OGH 6Ob319/99a

OGH6Ob319/99a30.8.2000

Der Oberste Gerichtshof hat durch den Hofrat des Obersten Gerichtshofes Dr. Schiemer als Vorsitzenden sowie die Hofräte des Obersten Gerichtshofes Dr. Steinbauer, Dr. Huber, Dr. Prückner und Dr. Schenk als weitere Richter in der Pflegschaftssache des mj. Richard Jan Robert K*****, geboren am 22. März 1985, über den Revisionsrekurs des Minderjährigen, vertreten durch seine Mutter Dipl.Ing. Jana K*****, diese vertreten durch Dr.

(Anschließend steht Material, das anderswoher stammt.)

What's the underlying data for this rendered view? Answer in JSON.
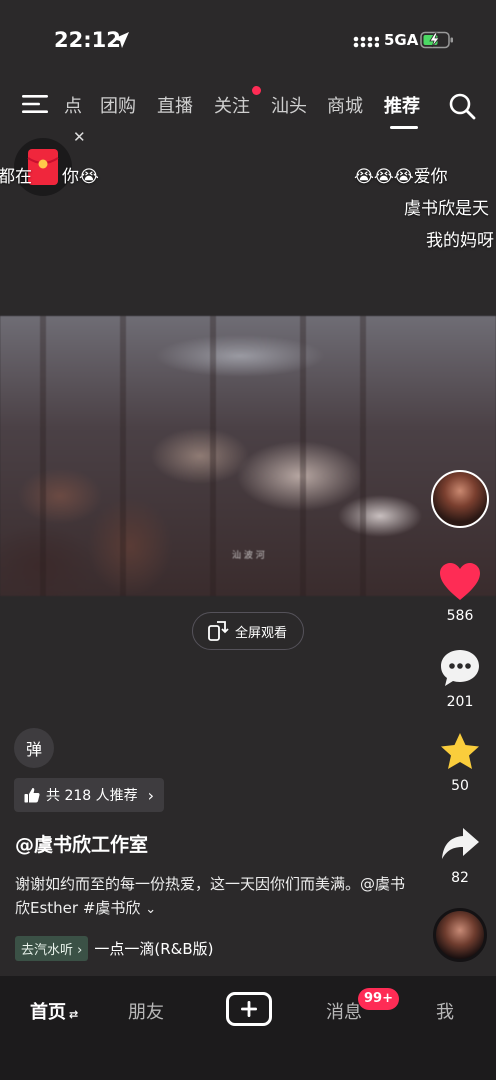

Isabelle Dessulemoustier-Bovekercke, Rechtsanwältin in Wien, gegen den Beschluss des Landesgerichtes für Zivilrechtssachen Wien als Rekursgericht vom 29. September 1999, GZ 43 R 559/99w-238, mit dem der Beschluss des Bezirksgerichtes Josefstadt vom 13. April 1999, GZ 16 P 11/96g-218, bestätigt wurde, den

Beschluss

gefasst:

 

Spruch:

Dem Revisionsrekurs wird nicht Folge gegeben.

Text

Begründung

Die Ehe der Eltern des Minderjährigen, der ua die österreichische Staatsbürgerschaft besitzt, wurde mit Urteil des Arrondissementgerichtes in Utrecht vom 17. 11. 1993 geschieden. Die (ua) gegen den Scheidungsausspruch gerichtete Berufung der Mutter wurde insoweit mit Entscheidung des Gerichtshofes in Amsterdam vom 23. 1. 1997 zurückgewiesen. Die Mutter, der aufgrund des Beschlusses des Erstgerichtes vom 6. 4. 1995 ON 111 die Obsorge zusteht, zog mit dem Kind nach Österreich. Der Vater ist niederländischer Staatsangehöriger, wohnt weiterhin in den Niederlanden, und ist pensionierter UNO-Angestellter. Neben seinen Pensionsbezügen erhält er einen in den Pensionsabrechnungen als "child's benefit" gesondert ausgewiesenen Geldbetrag. Seit März 1998 wird dieser nicht mehr ihm, sondern dem Magistrat der Stadt Wien (AJF) als Unterhaltssachwalter des Kindes gemäß § 9 Abs 2 UVG überwiesen.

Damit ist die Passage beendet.